A ideia que ninguém em Genebra parece querer enfrentar, no
entanto, é a de que os princípios adotados nos anos 1940 podem simplesmente não
ser mais tão relevantes para as pessoas no mundo atual.
Eles parecem pensar que os princípios continuam sendo
válidos, só não são respeitados o suficiente.
"Não estamos buscando um mundo de fantasias
imaginário", diz Tammam Aloudat, médico da organização humanitária
internacional Médicos Sem Fronteiras (MSF).
"Estamos buscando a manutenção das garantias básicas de
proteção e assistência a pessoas afetadas por conflitos."
'Visão imoral'
A preocupação de Aloudat é que a mudança de atitude,
especialmente em relação a profissionais de saúde trabalhando em zonas de
guerra, acabe com essas garantias básicas.
Recentemente, perguntaram a ele por que a equipe do MSF não
diferencia - na hora de atender os feridos - quais são civis e quais podem ser
combatentes que, se forem tratados, podem retornar à batalha.

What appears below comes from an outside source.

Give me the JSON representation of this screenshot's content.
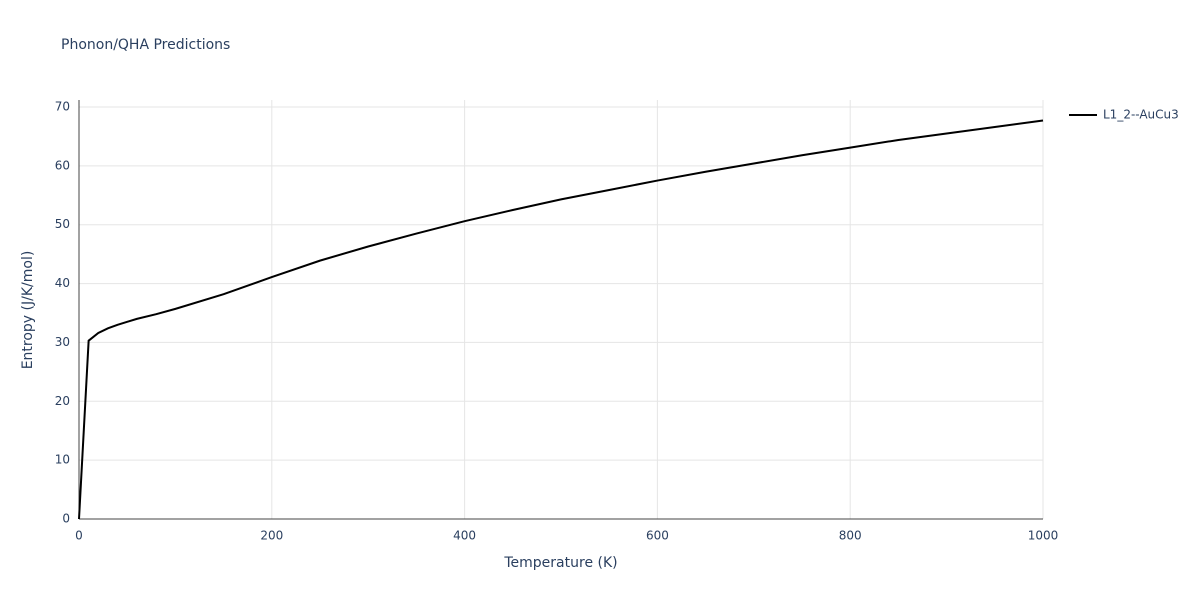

"Isso é absurdo. Qualquer pessoa desarmada merece
tratamento... Não temos autoridade moral para julgar suas intenções no
futuro."
Seguindo essa lógica, diz ele, podem acabar exigindo que
médicos e outros profissionais de saúde recusem tratamento ou alimentação a
crianças de países em conflito, para evitar que elas se tornem combatentes ao
crescer.
"É uma visão de mundo ilegal, antiética e imoral",
afirma.
"Aceitar a tortura, a privação de mantimentos, o cerco
a cidades e outros crimes de guerra como coisas inevitáveis - ou mesmo 'ok',
caso elas resolvam o conflito rapidamente - é horripilante. Eu não gostaria de
estar em um mundo em que essa fosse a regra."

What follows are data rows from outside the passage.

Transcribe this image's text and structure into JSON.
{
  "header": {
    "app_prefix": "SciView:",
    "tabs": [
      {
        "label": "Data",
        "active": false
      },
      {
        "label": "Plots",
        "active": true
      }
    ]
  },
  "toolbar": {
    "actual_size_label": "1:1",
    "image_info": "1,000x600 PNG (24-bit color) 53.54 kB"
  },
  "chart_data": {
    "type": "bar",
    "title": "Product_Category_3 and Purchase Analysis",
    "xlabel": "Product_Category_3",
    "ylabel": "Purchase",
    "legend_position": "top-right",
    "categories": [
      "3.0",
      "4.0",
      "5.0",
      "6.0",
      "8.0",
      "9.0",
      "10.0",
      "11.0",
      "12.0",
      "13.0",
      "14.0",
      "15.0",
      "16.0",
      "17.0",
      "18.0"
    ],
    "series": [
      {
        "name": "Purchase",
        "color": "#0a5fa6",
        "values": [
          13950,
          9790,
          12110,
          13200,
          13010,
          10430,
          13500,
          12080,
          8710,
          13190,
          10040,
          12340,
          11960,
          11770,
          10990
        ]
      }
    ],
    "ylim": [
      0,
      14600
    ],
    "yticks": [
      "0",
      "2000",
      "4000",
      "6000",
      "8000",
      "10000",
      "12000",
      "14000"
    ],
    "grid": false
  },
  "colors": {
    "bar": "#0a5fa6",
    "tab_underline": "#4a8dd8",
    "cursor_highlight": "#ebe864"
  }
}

Peggy Hicks, por sua vez, alerta para o excesso de críticas
às leis atuais de direitos humanos sem que haja alternativas genuínas a elas.
"Quando buscamos alternativas, não há nenhuma. Mesmo
que o sistema atual tenha problemas, se você não tem nada para substitui-lo, é
melhor ter cuidado ao tentar destrui-lo."